There are few things more universally beloved (besides perhaps Girl Scout cookies) than the sandwich. It’s the easiest lunch option on the planet: take two slices of sprouted bread, throw in some nut butter and fruit or some veggies and pre-sliced turkey, and you’re good to go. It’s such an easy, healthy option, right? Absolutely—except if that turkey you’re using is the pre-packaged deli meat kind.
“Not all deli meats are alike but unfortunately, most are high in sodium,” says Bonnie Taub-Dix, RDN, creator of BetterThanDieting.com and author of Read It Before You Eat It – Taking You from Label to Table. They also historically are made with iffy ingredients like butylated hydroxyanisole (BHA) and butylated hydroxytoluene (BHT), which increase shelf life, and potentially-carcinogenic nitrates, which are used for curing. She says the same applies to charcuterie, aka the Instagram influencers of deli meats. “There are better choices out there, particularly lower sodium or fresh versions of the same meats,” she says.
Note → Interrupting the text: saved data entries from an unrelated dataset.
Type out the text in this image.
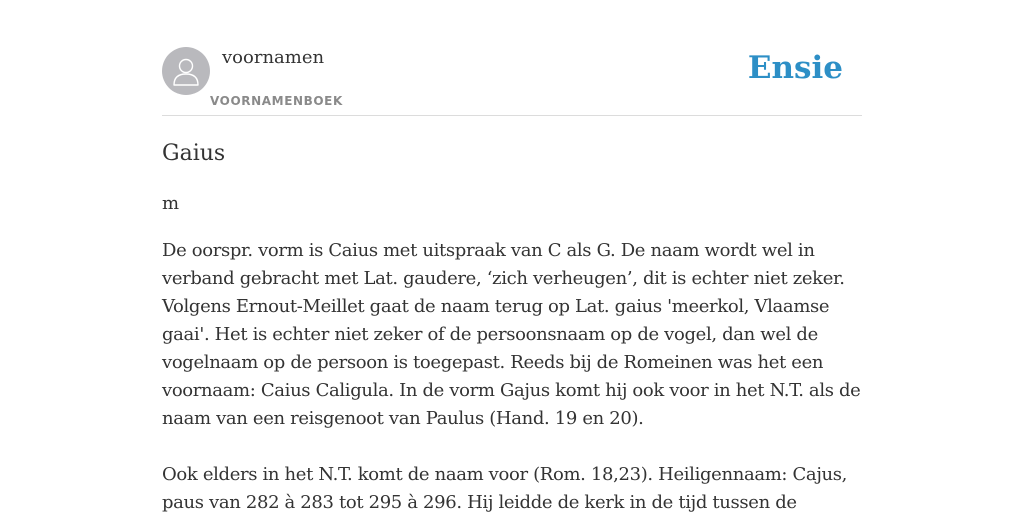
voornamen
VOORNAMENBOEK
Ensie
Gaius

m

De oorspr. vorm is Caius met uitspraak van C als G. De naam wordt wel in verband gebracht met Lat. gaudere, ‘zich verheugen’, dit is echter niet zeker. Volgens Ernout-Meillet gaat de naam terug op Lat. gaius 'meerkol, Vlaamse gaai'. Het is echter niet zeker of de persoonsnaam op de vogel, dan wel de vogelnaam op de persoon is toegepast. Reeds bij de Romeinen was het een voornaam: Caius Caligula. In de vorm Gajus komt hij ook voor in het N.T. als de naam van een reisgenoot van Paulus (Hand. 19 en 20).

Ook elders in het N.T. komt de naam voor (Rom. 18,23). Heiligennaam: Cajus, paus van 282 à 283 tot 295 à 296. Hij leidde de kerk in de tijd tussen de
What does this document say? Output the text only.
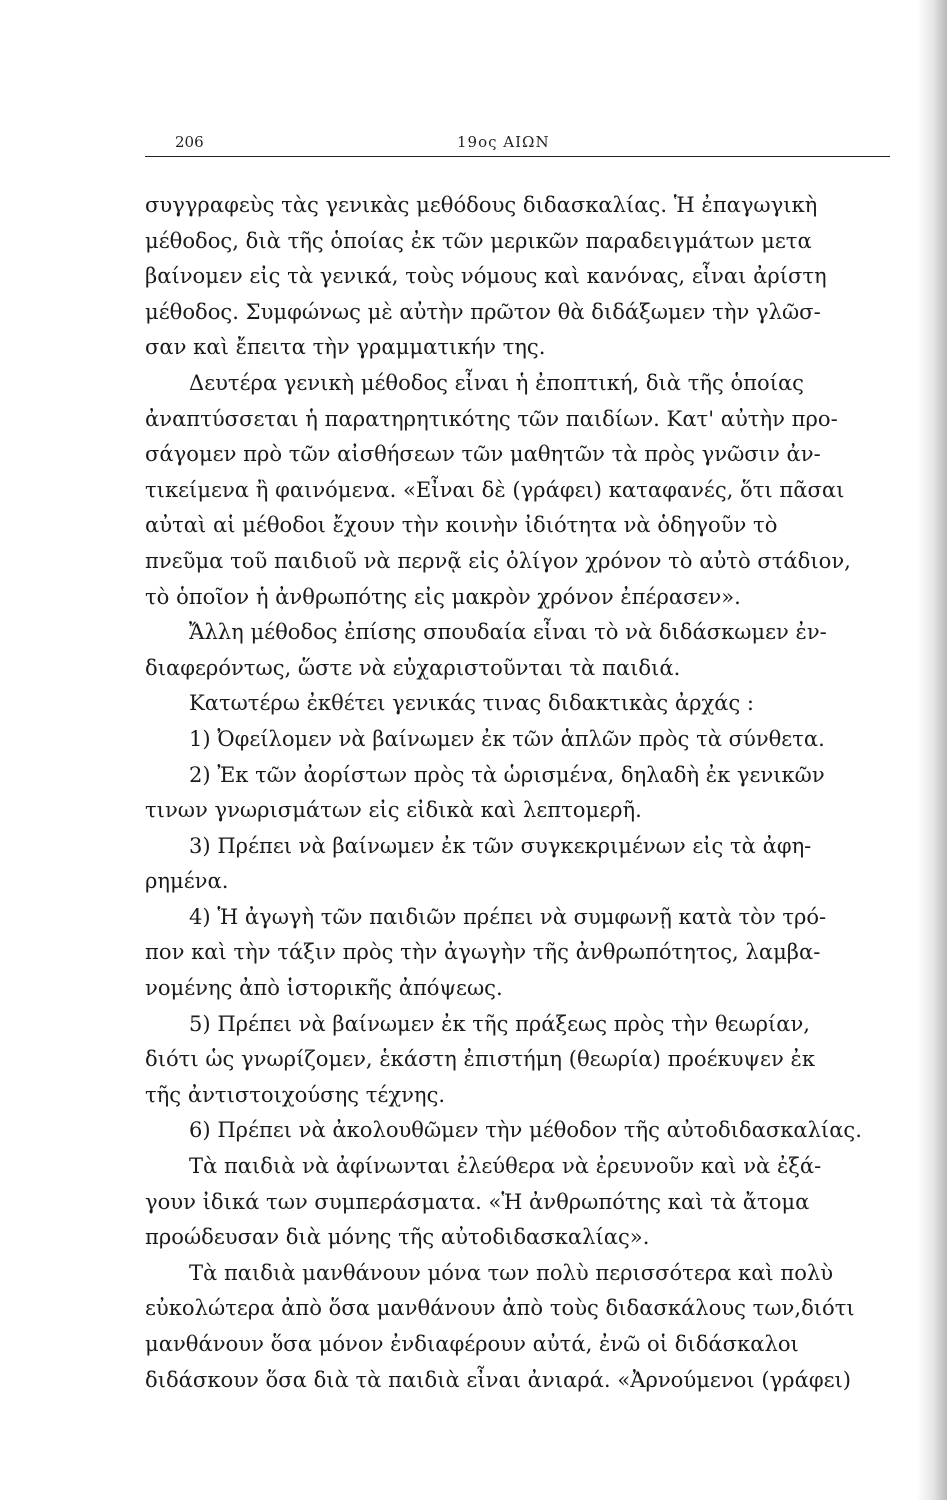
206	19ος ΑΙΩΝ
συγγραφεὺς τὰς γενικὰς μεθόδους διδασκαλίας. Ἡ ἐπαγωγικὴ
μέθοδος, διὰ τῆς ὁποίας ἐκ τῶν μερικῶν παραδειγμάτων μετα
βαίνομεν εἰς τὰ γενικά, τοὺς νόμους καὶ κανόνας, εἶναι ἀρίστη
μέθοδος. Συμφώνως μὲ αὐτὴν πρῶτον θὰ διδάξωμεν τὴν γλῶσ-
σαν καὶ ἔπειτα τὴν γραμματικήν της.
Δευτέρα γενικὴ μέθοδος εἶναι ἡ ἐποπτική, διὰ τῆς ὁποίας
ἀναπτύσσεται ἡ παρατηρητικότης τῶν παιδίων. Κατ' αὐτὴν προ-
σάγομεν πρὸ τῶν αἰσθήσεων τῶν μαθητῶν τὰ πρὸς γνῶσιν ἀν-
τικείμενα ἢ φαινόμενα. «Εἶναι δὲ (γράφει) καταφανές, ὅτι πᾶσαι
αὐταὶ αἱ μέθοδοι ἔχουν τὴν κοινὴν ἰδιότητα νὰ ὁδηγοῦν τὸ
πνεῦμα τοῦ παιδιοῦ νὰ περνᾷ εἰς ὀλίγον χρόνον τὸ αὐτὸ στάδιον,
τὸ ὁποῖον ἡ ἀνθρωπότης εἰς μακρὸν χρόνον ἐπέρασεν».
Ἄλλη μέθοδος ἐπίσης σπουδαία εἶναι τὸ νὰ διδάσκωμεν ἐν-
διαφερόντως, ὥστε νὰ εὐχαριστοῦνται τὰ παιδιά.
Κατωτέρω ἐκθέτει γενικάς τινας διδακτικὰς ἀρχάς :
1) Ὀφείλομεν νὰ βαίνωμεν ἐκ τῶν ἁπλῶν πρὸς τὰ σύνθετα.
2) Ἐκ τῶν ἀορίστων πρὸς τὰ ὡρισμένα, δηλαδὴ ἐκ γενικῶν
τινων γνωρισμάτων εἰς εἰδικὰ καὶ λεπτομερῆ.
3) Πρέπει νὰ βαίνωμεν ἐκ τῶν συγκεκριμένων εἰς τὰ ἀφη-
ρημένα.
4) Ἡ ἀγωγὴ τῶν παιδιῶν πρέπει νὰ συμφωνῇ κατὰ τὸν τρό-
πον καὶ τὴν τάξιν πρὸς τὴν ἀγωγὴν τῆς ἀνθρωπότητος, λαμβα-
νομένης ἀπὸ ἱστορικῆς ἀπόψεως.
5) Πρέπει νὰ βαίνωμεν ἐκ τῆς πράξεως πρὸς τὴν θεωρίαν,
διότι ὡς γνωρίζομεν, ἑκάστη ἐπιστήμη (θεωρία) προέκυψεν ἐκ
τῆς ἀντιστοιχούσης τέχνης.
6) Πρέπει νὰ ἀκολουθῶμεν τὴν μέθοδον τῆς αὐτοδιδασκαλίας.
Τὰ παιδιὰ νὰ ἀφίνωνται ἐλεύθερα νὰ ἐρευνοῦν καὶ νὰ ἐξά-
γουν ἰδικά των συμπεράσματα. «Ἡ ἀνθρωπότης καὶ τὰ ἄτομα
προώδευσαν διὰ μόνης τῆς αὐτοδιδασκαλίας».
Τὰ παιδιὰ μανθάνουν μόνα των πολὺ περισσότερα καὶ πολὺ
εὐκολώτερα ἀπὸ ὅσα μανθάνουν ἀπὸ τοὺς διδασκάλους των,διότι
μανθάνουν ὅσα μόνον ἐνδιαφέρουν αὐτά, ἐνῶ οἱ διδάσκαλοι
διδάσκουν ὅσα διὰ τὰ παιδιὰ εἶναι ἀνιαρά. «Ἀρνούμενοι (γράφει)
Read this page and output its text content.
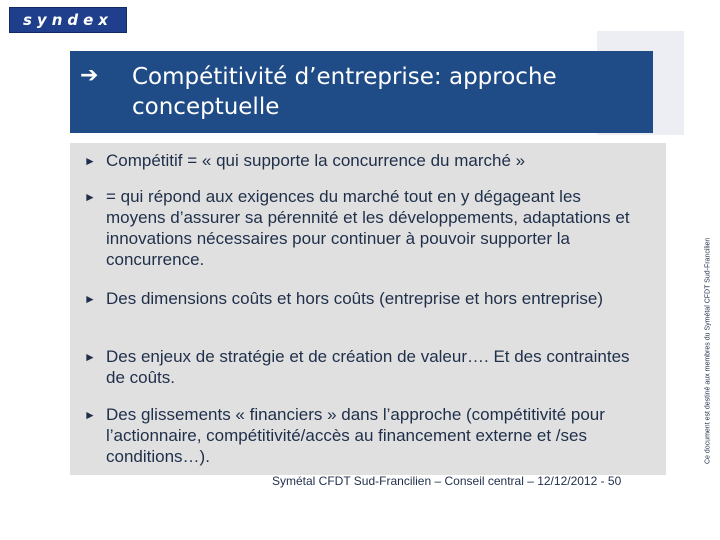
syndex
➔ Compétitivité d’entreprise: approche conceptuelle
► Compétitif = « qui supporte la concurrence du marché »
► = qui répond aux exigences du marché tout en y dégageant les moyens d’assurer sa pérennité et les développements, adaptations et innovations nécessaires pour continuer à pouvoir supporter la concurrence.
► Des dimensions coûts et hors coûts (entreprise et hors entreprise)
► Des enjeux de stratégie et de création de valeur…. Et des contraintes de coûts.
► Des glissements « financiers » dans l’approche (compétitivité pour l’actionnaire, compétitivité/accès au financement externe et /ses conditions…).	Ce document est destiné aux membres du Symétal CFDT Sud-Francilien
Symétal CFDT Sud-Francilien – Conseil central – 12/12/2012 - 50
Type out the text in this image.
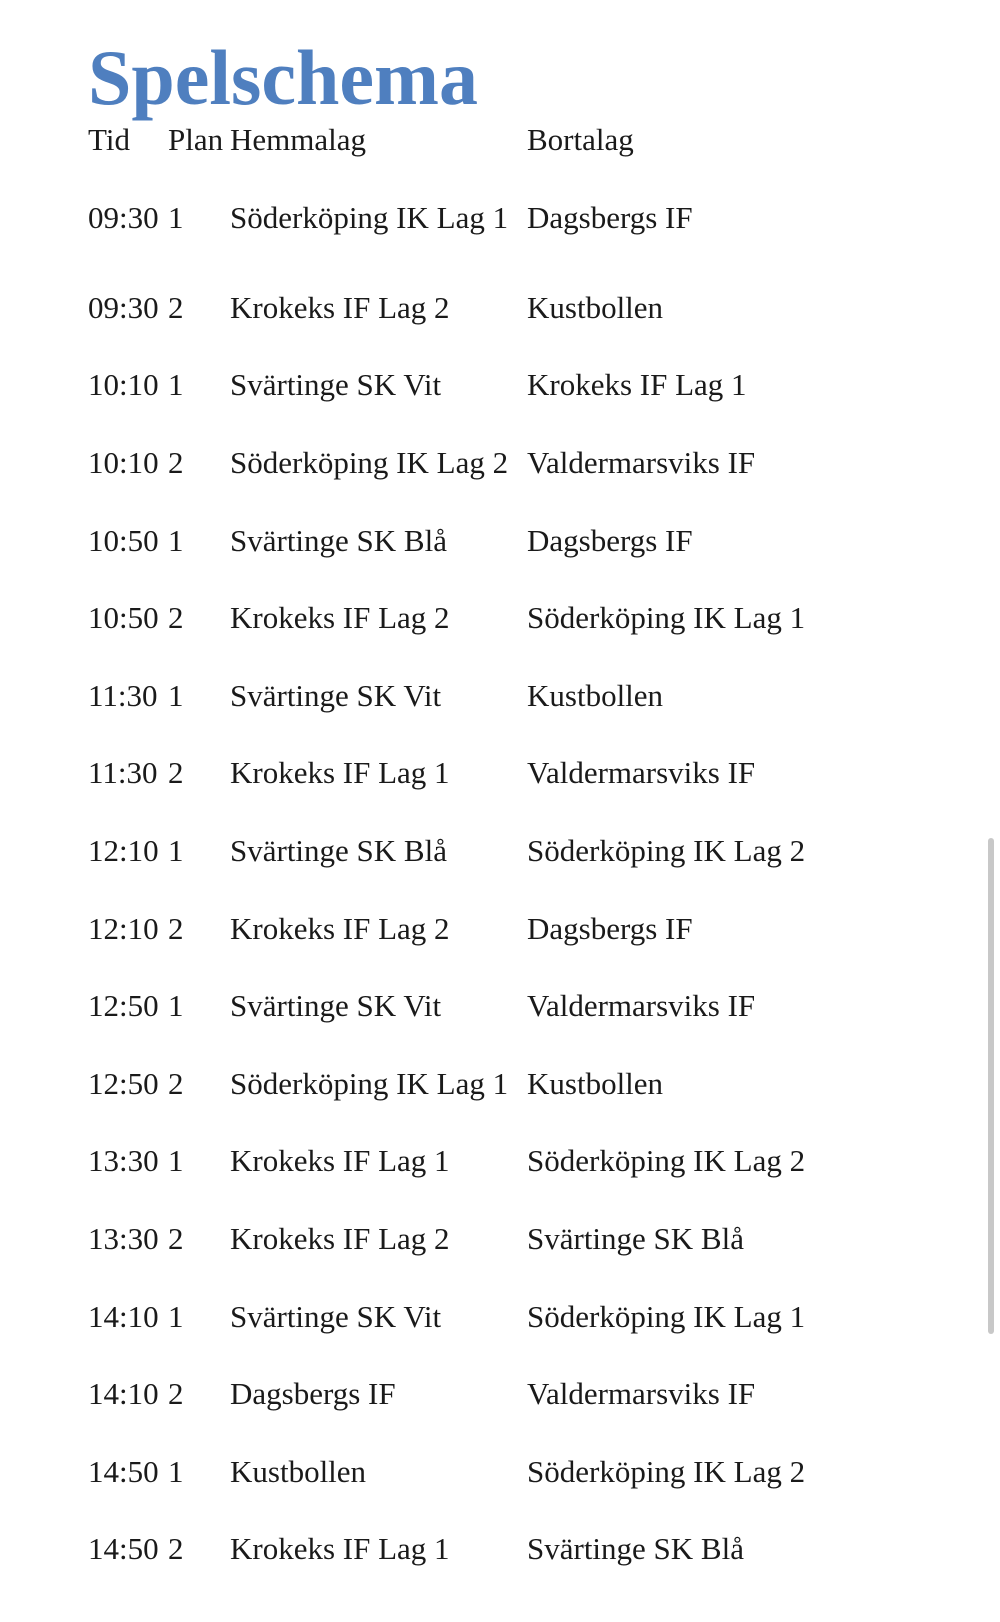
Spelschema
Tid	Plan	Hemmalag	Bortalag
09:30	1	Söderköping IK Lag 1	Dagsbergs IF
09:30	2	Krokeks IF Lag 2	Kustbollen
10:10	1	Svärtinge SK Vit	Krokeks IF Lag 1
10:10	2	Söderköping IK Lag 2	Valdermarsviks IF
10:50	1	Svärtinge SK Blå	Dagsbergs IF
10:50	2	Krokeks IF Lag 2	Söderköping IK Lag 1
11:30	1	Svärtinge SK Vit	Kustbollen
11:30	2	Krokeks IF Lag 1	Valdermarsviks IF
12:10	1	Svärtinge SK Blå	Söderköping IK Lag 2
12:10	2	Krokeks IF Lag 2	Dagsbergs IF
12:50	1	Svärtinge SK Vit	Valdermarsviks IF
12:50	2	Söderköping IK Lag 1	Kustbollen
13:30	1	Krokeks IF Lag 1	Söderköping IK Lag 2
13:30	2	Krokeks IF Lag 2	Svärtinge SK Blå
14:10	1	Svärtinge SK Vit	Söderköping IK Lag 1
14:10	2	Dagsbergs IF	Valdermarsviks IF
14:50	1	Kustbollen	Söderköping IK Lag 2
14:50	2	Krokeks IF Lag 1	Svärtinge SK Blå
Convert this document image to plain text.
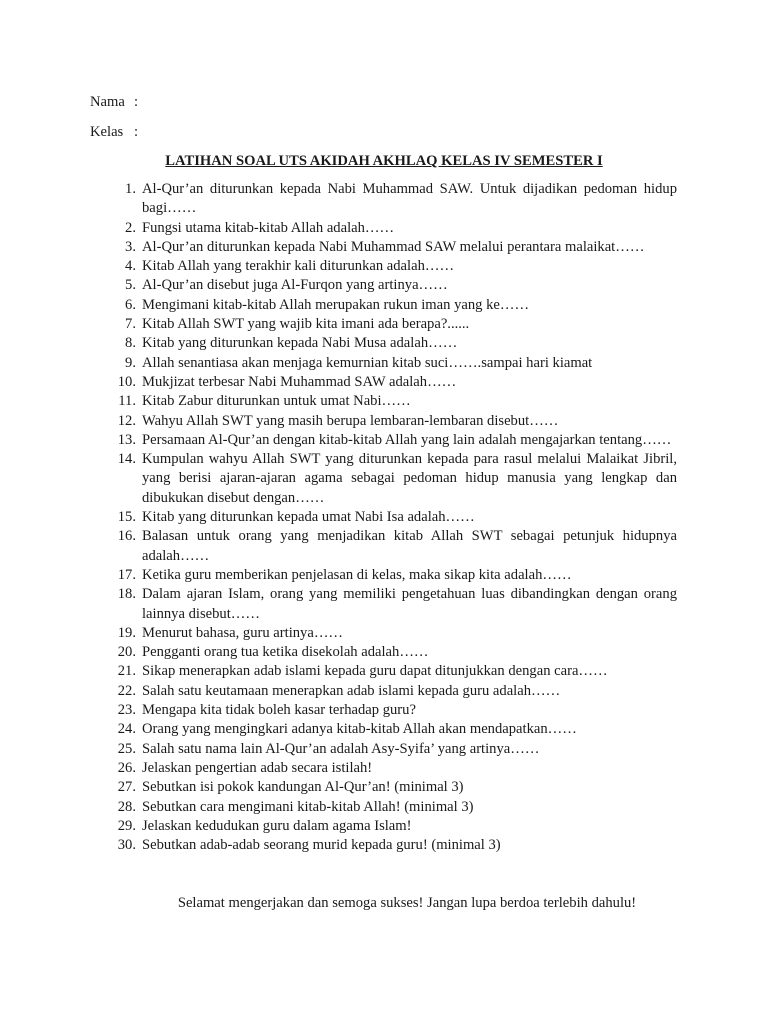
Nama :
Kelas :
LATIHAN SOAL UTS AKIDAH AKHLAQ KELAS IV SEMESTER I
1. Al-Qur’an diturunkan kepada Nabi Muhammad SAW. Untuk dijadikan pedoman hidup bagi……
2. Fungsi utama kitab-kitab Allah adalah……
3. Al-Qur’an diturunkan kepada Nabi Muhammad SAW melalui perantara malaikat……
4. Kitab Allah yang terakhir kali diturunkan adalah……
5. Al-Qur’an disebut juga Al-Furqon yang artinya……
6. Mengimani kitab-kitab Allah merupakan rukun iman yang ke……
7. Kitab Allah SWT yang wajib kita imani ada berapa?......
8. Kitab yang diturunkan kepada Nabi Musa adalah……
9. Allah senantiasa akan menjaga kemurnian kitab suci…….sampai hari kiamat
10. Mukjizat terbesar Nabi Muhammad SAW adalah……
11. Kitab Zabur diturunkan untuk umat Nabi……
12. Wahyu Allah SWT yang masih berupa lembaran-lembaran disebut……
13. Persamaan Al-Qur’an dengan kitab-kitab Allah yang lain adalah mengajarkan tentang……
14. Kumpulan wahyu Allah SWT yang diturunkan kepada para rasul melalui Malaikat Jibril, yang berisi ajaran-ajaran agama sebagai pedoman hidup manusia yang lengkap dan dibukukan disebut dengan……
15. Kitab yang diturunkan kepada umat Nabi Isa adalah……
16. Balasan untuk orang yang menjadikan kitab Allah SWT sebagai petunjuk hidupnya adalah……
17. Ketika guru memberikan penjelasan di kelas, maka sikap kita adalah……
18. Dalam ajaran Islam, orang yang memiliki pengetahuan luas dibandingkan dengan orang lainnya disebut……
19. Menurut bahasa, guru artinya……
20. Pengganti orang tua ketika disekolah adalah……
21. Sikap menerapkan adab islami kepada guru dapat ditunjukkan dengan cara……
22. Salah satu keutamaan menerapkan adab islami kepada guru adalah……
23. Mengapa kita tidak boleh kasar terhadap guru?
24. Orang yang mengingkari adanya kitab-kitab Allah akan mendapatkan……
25. Salah satu nama lain Al-Qur’an adalah Asy-Syifa’ yang artinya……
26. Jelaskan pengertian adab secara istilah!
27. Sebutkan isi pokok kandungan Al-Qur’an! (minimal 3)
28. Sebutkan cara mengimani kitab-kitab Allah! (minimal 3)
29. Jelaskan kedudukan guru dalam agama Islam!
30. Sebutkan adab-adab seorang murid kepada guru! (minimal 3)
Selamat mengerjakan dan semoga sukses! Jangan lupa berdoa terlebih dahulu!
So…is deli meat bad for you?
Well, it’s not great. Along with the above-mentioned health concerns, there is one big concern about deli meats: their association with cancer. Research has shown that eating lots of red and processed meats is linked to a higher risk of colorectal cancer and breast cancer.
It’s not completely clear why the association exists, although there are likely a few factors at play. First, we have the use of nitrates. Nitrates on their own aren’t inherently bad, says Alicia Jerome, R.D. They naturally occur in vegetables like beets and celery, and can help reduce blood pressure and enhance exercise performance. But Jerome says that there is likely something in the meat that combines with the added nitrates to make them carcinogenic. “Some research has pointed to a specific type of iron, heme iron, as the differentiator.”
Plus, the digestion of any meat (including deli meat) also creates a substance called trimethylamine-n-oxide (TMAO), says Nadja Pinnavaia, Ph.D., founder and CEO of Euphebe. High levels of TMAO in the blood has been associated with plaque buildup in the arteries, and Dr. Pinnavaia says that it can trigger chronic inflammation. “Chronic inflammation is understood to be one of the precursors to some forms of cancer, especially colorectal, prostrate, breast and pancreatic,” she says.
The evidence is concerning enough that the World Health Organization considers processed meats (like deli meats) as a Group 1 carcinogens, in the same category as cigarettes and asbestos.
Before you start freaking out: Eating deli meat is NOT as as bad or as risky as smoking; it’s dose-dependent. That “dose” is pretty small though. Eating 50 grams a day of processed meat (which Jerome equates to about two ounces of deli meat) increases your risk of developing colorectal cancer by 18 percent, according to a meta-analysis from the Public Library of Science. So for a daily Italian sub eater, that’s not good news. But if your deli meat habits look like sneaking a piece of soppresetta during happy hour every now and then, you likely don’t have to stress too much about that risk.
Is it ever safe to eat this stuff?
Taub-Dix says it’s hard to say how much deli meat you can eat since it depends on so many factors. She says that if you have an underlying conditions like high blood pressure, kidney disease, heart disease or a medical issue that requires you to minimize your sodium intake, “then you may need to keep your deli meat under wraps, and not in wraps,” she says.
If you generally have a clean bill of health and you need that deli meat (it’s so convenient!), there are a few things to keep in mind. Start by choosing an organic or nitrate-free deli meat, says Taub-Dix, to ensure you’re getting high-quality products with the lowest amount of carcinogenic compounds possible. Ignore labels that say “all natural,” she adds, which is more of a marketing phrase than anything.
Then, read the nutrition facts panel and look at the sodium compared to the serving size. “A product that is considered to be ‘low sodium’ contains 140 milligrams of sodium or less per serving,” Taub-Dix says. Just one slice of your standard deli turkey meat, on the other hand, contains around 216 milligrams of sodium, which is why she says a single hearty homemade or fast food sandwich might contain your entire recommended 2,300 milligrams of sodium per day. Good to know.
Again, you don’t have to completely cut these foods out of your life if you love them—it’s just best to eat less of them, and as part of a well-rounded diet, says Dr. Pinnavaia. “The rare slice of prosciutto every now and again in the context of a nutrient-dense, predominantly plant-based diet might not impact your health too dramatically,” she says. “However, if those strips of bacon are loaded on top of a meat-heavy diet, then you are in trouble.”